With non-normal distributions the GLMM uses different link functions. The most frequently used link functions are logarithmic (the linear predictor is the natural logarithm of the expected value), logit (the linear predictor is the inverse of the logistic distribution function of the expected value), and probit (the linear predictor is the inverse of the standardized normal cumulative distribution function of the expected value). The most common estimation method in GLMM is the maximum likelihood (ML) procedure, especially in the form of variants such as restricted maximum likelihood (REML), restricted subject-specific pseudo-likelihood (RSPL), and penalized quasi-likelihood (PQL). Other estimation methods are the Gauss-Hermite quadrature (GHQ), the Laplace approximation (which is a particular case of the GHQ), hierarchical likelihood (HL), and Bayesian methods based on the Markov Chain Monte Carlo (MCMC) technique. The algorithm used by the GLMM allows calculation of the best linear unbiased estimator (BLUE) of the fixed effects and the best linear unbiased predictor (BLUP) of the random effects, which shows the lowest root mean square error among all the unbiased linear predictors (Bandera & Pérez, 2018; Searle et al., 1992).
These estimation methods use very complex calculation procedures that require increasingly sophisticated statistical software, such as proc glimmix in SAS, which generalizes two other procedures: proc genmod, by including error terms that are not normally distributed, and proc mixed, by considering random effects in the model (SAS Institute, 2013). Proc glimmix is a powerful technique for modeling correlated binary outcomes (Dang et al., 2008). By default, SAS uses the RSPL approach for parameter estimation (Wolfinger & O'Connell, 1993). The RSPL approach estimates random effects models based on residual probability, and it is well suited to situations where what is of interest is the individual response rather than the population mean or marginal model.

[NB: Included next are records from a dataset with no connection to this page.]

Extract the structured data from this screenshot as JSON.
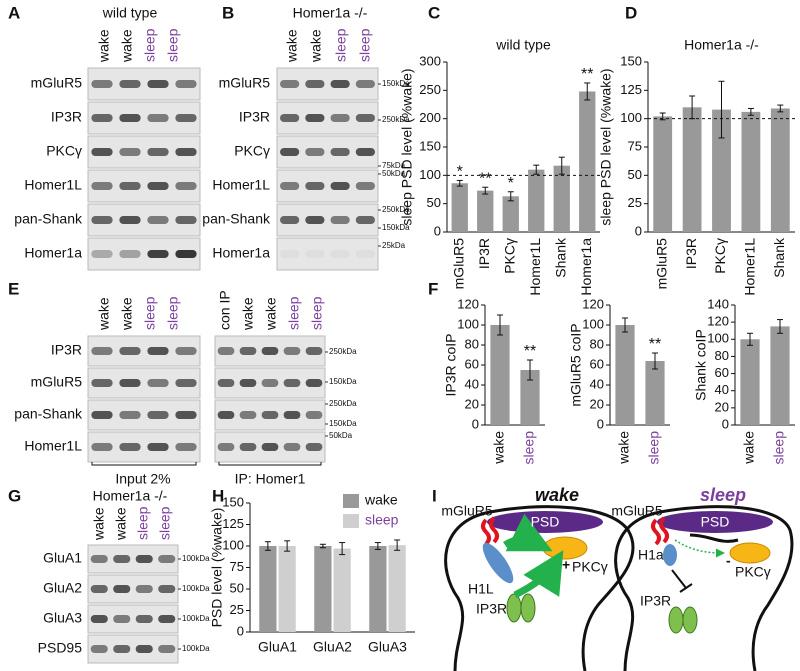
{
  "panel_labels": [
    "A",
    "B",
    "C",
    "D",
    "E",
    "F",
    "G",
    "H",
    "I"
  ],
  "blots": [
    {
      "title": "wild type",
      "lanes": [
        "wake",
        "wake",
        "sleep",
        "sleep"
      ],
      "lane_colors": [
        "#111111",
        "#111111",
        "#7b3f9e",
        "#7b3f9e"
      ],
      "rows": [
        "mGluR5",
        "IP3R",
        "PKCγ",
        "Homer1L",
        "pan-Shank",
        "Homer1a"
      ]
    },
    {
      "title": "Homer1a -/-",
      "lanes": [
        "wake",
        "wake",
        "sleep",
        "sleep"
      ],
      "lane_colors": [
        "#111111",
        "#111111",
        "#7b3f9e",
        "#7b3f9e"
      ],
      "rows": [
        "mGluR5",
        "IP3R",
        "PKCγ",
        "Homer1L",
        "pan-Shank",
        "Homer1a"
      ],
      "markers": [
        "150kDa",
        "250kDa",
        "75kDa",
        "50kDa",
        "250kDa",
        "150kDa",
        "25kDa"
      ]
    },
    {
      "lanes": [
        "wake",
        "wake",
        "sleep",
        "sleep"
      ],
      "lane_colors": [
        "#111111",
        "#111111",
        "#7b3f9e",
        "#7b3f9e"
      ],
      "rows": [
        "IP3R",
        "mGluR5",
        "pan-Shank",
        "Homer1L"
      ],
      "caption": "Input 2%"
    },
    {
      "lanes": [
        "con IP",
        "wake",
        "wake",
        "sleep",
        "sleep"
      ],
      "lane_colors": [
        "#111111",
        "#111111",
        "#111111",
        "#7b3f9e",
        "#7b3f9e"
      ],
      "markers": [
        "250kDa",
        "150kDa",
        "250kDa",
        "150kDa",
        "50kDa"
      ],
      "caption": "IP: Homer1"
    },
    {
      "title": "Homer1a -/-",
      "lanes": [
        "wake",
        "wake",
        "sleep",
        "sleep"
      ],
      "lane_colors": [
        "#111111",
        "#111111",
        "#7b3f9e",
        "#7b3f9e"
      ],
      "rows": [
        "GluA1",
        "GluA2",
        "GluA3",
        "PSD95"
      ],
      "markers": [
        "100kDa",
        "100kDa",
        "100kDa",
        "100kDa"
      ]
    }
  ],
  "chart_data": [
    {
      "type": "bar",
      "title": "wild type",
      "y_label": "sleep PSD level (%wake)",
      "categories": [
        "mGluR5",
        "IP3R",
        "PKCγ",
        "Homer1L",
        "Shank",
        "Homer1a"
      ],
      "values": [
        86,
        73,
        63,
        110,
        117,
        248
      ],
      "errors": [
        5,
        6,
        8,
        8,
        15,
        15
      ],
      "significance": [
        "*",
        "**",
        "*",
        null,
        null,
        "**"
      ],
      "color": "#999999",
      "ylim": [
        0,
        300
      ],
      "yticks": [
        0,
        50,
        100,
        150,
        200,
        250,
        300
      ],
      "reference_line": 100
    },
    {
      "type": "bar",
      "title": "Homer1a -/-",
      "y_label": "sleep PSD level (%wake)",
      "categories": [
        "mGluR5",
        "IP3R",
        "PKCγ",
        "Homer1L",
        "Shank"
      ],
      "values": [
        102,
        110,
        108,
        106,
        109
      ],
      "errors": [
        3,
        10,
        25,
        3,
        3
      ],
      "color": "#999999",
      "ylim": [
        0,
        150
      ],
      "yticks": [
        0,
        25,
        50,
        75,
        100,
        125,
        150
      ],
      "reference_line": 100
    },
    {
      "type": "bar",
      "y_label": "IP3R coIP",
      "categories": [
        "wake",
        "sleep"
      ],
      "category_colors": [
        "#111111",
        "#7b3f9e"
      ],
      "values": [
        100,
        55
      ],
      "errors": [
        10,
        10
      ],
      "significance": [
        null,
        "**"
      ],
      "color": "#999999",
      "ylim": [
        0,
        120
      ],
      "yticks": [
        0,
        20,
        40,
        60,
        80,
        100,
        120
      ]
    },
    {
      "type": "bar",
      "y_label": "mGluR5 coIP",
      "categories": [
        "wake",
        "sleep"
      ],
      "category_colors": [
        "#111111",
        "#7b3f9e"
      ],
      "values": [
        100,
        64
      ],
      "errors": [
        7,
        8
      ],
      "significance": [
        null,
        "**"
      ],
      "color": "#999999",
      "ylim": [
        0,
        120
      ],
      "yticks": [
        0,
        20,
        40,
        60,
        80,
        100,
        120
      ]
    },
    {
      "type": "bar",
      "y_label": "Shank coIP",
      "categories": [
        "wake",
        "sleep"
      ],
      "category_colors": [
        "#111111",
        "#7b3f9e"
      ],
      "values": [
        100,
        115
      ],
      "errors": [
        7,
        8
      ],
      "color": "#999999",
      "ylim": [
        0,
        140
      ],
      "yticks": [
        0,
        20,
        40,
        60,
        80,
        100,
        120,
        140
      ]
    },
    {
      "type": "grouped_bar",
      "y_label": "PSD level (%wake)",
      "categories": [
        "GluA1",
        "GluA2",
        "GluA3"
      ],
      "series": [
        {
          "name": "wake",
          "color": "#999999",
          "name_color": "#111111",
          "values": [
            100,
            100,
            100
          ],
          "errors": [
            5,
            2,
            4
          ]
        },
        {
          "name": "sleep",
          "color": "#cfcfcf",
          "name_color": "#7b3f9e",
          "values": [
            100,
            97,
            101
          ],
          "errors": [
            6,
            7,
            6
          ]
        }
      ],
      "ylim": [
        0,
        150
      ],
      "yticks": [
        0,
        25,
        50,
        75,
        100,
        125,
        150
      ],
      "legend": "top-right"
    }
  ],
  "diagram": {
    "wake": {
      "title": "wake",
      "receptor": "mGluR5",
      "psd": "PSD",
      "homer": "H1L",
      "kinase": "PKCγ",
      "channel": "IP3R",
      "effect": "+"
    },
    "sleep": {
      "title": "sleep",
      "receptor": "mGluR5",
      "psd": "PSD",
      "homer": "H1a",
      "kinase": "PKCγ",
      "channel": "IP3R",
      "effect": "-"
    }
  }
}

The incorporation of newer procedures into the main statistical software packages (SAS, R, STATA, and IBM SPSS) has encouraged the use of GLMMs in a wide variety of disciplines, including biology (Bandera & Pérez, 2018; Thiele & Markussen, 2012), ecology and environmental sciences (Bolker et al., 2009; Johnson et al., 2015; Kain et al., 2015; Smith et al., 2020), medicine (Brown & Prescott, 2006; Casals et al., 2014; Cnnan et al., 1998; Platt et al., 1999; Skrondal & Rabe-Hesketh, 2003; Witte et al., 2000), psychophysics (Moscatelli & Lacquaniti, 2011; Moscatelli et al., 2011; Moscatelli et al., 2012), psycholinguistics (Baayen et al., 2008; Coupé, 2018; Elosua & De Boeck, 2020; Quené & van den Bergh, 2008), and psychology (Aiken et al., 2015; Bono et al., 2021; Cho & Goodwin, 2017), among others.

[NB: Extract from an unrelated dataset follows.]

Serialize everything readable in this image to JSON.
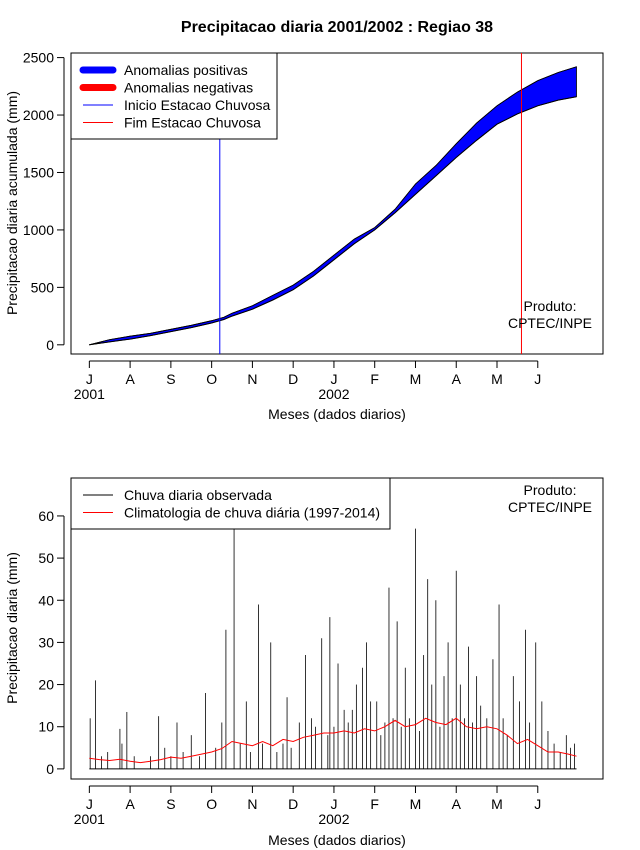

Focusing on the field of psychology, Bono et al. (2021) observed a growing trend in the use of these analytic models, with the number of GLMM-related articles published in 2018 (n = 88) being more than double the figure for 2014 (n = 39). Bono et al. (2021) also carried out a systematic review of 80 empirical articles indexed in JCR journals during 2018, and which included a total of 118 different GLMM analyses. The results showed that the most common application of GLMMs involved the use of repeated measures designs (61.1 %), with two and three repeated measures (33.33 % and 25 % of analyses, respectively), and a sample of fewer than 500 participants (57.6 %). Regarding the characteristics of response variables, the most frequent among the studies analyzed were variables with two response categories (87.7 %). The most common distribution used was the binomial distribution (19.5 %), although in the majority of studies the distribution was not specified (52.5 %). Regarding software, SAS was the most widely used (36.4 %), with glimmix being the most common procedure (32.6 %).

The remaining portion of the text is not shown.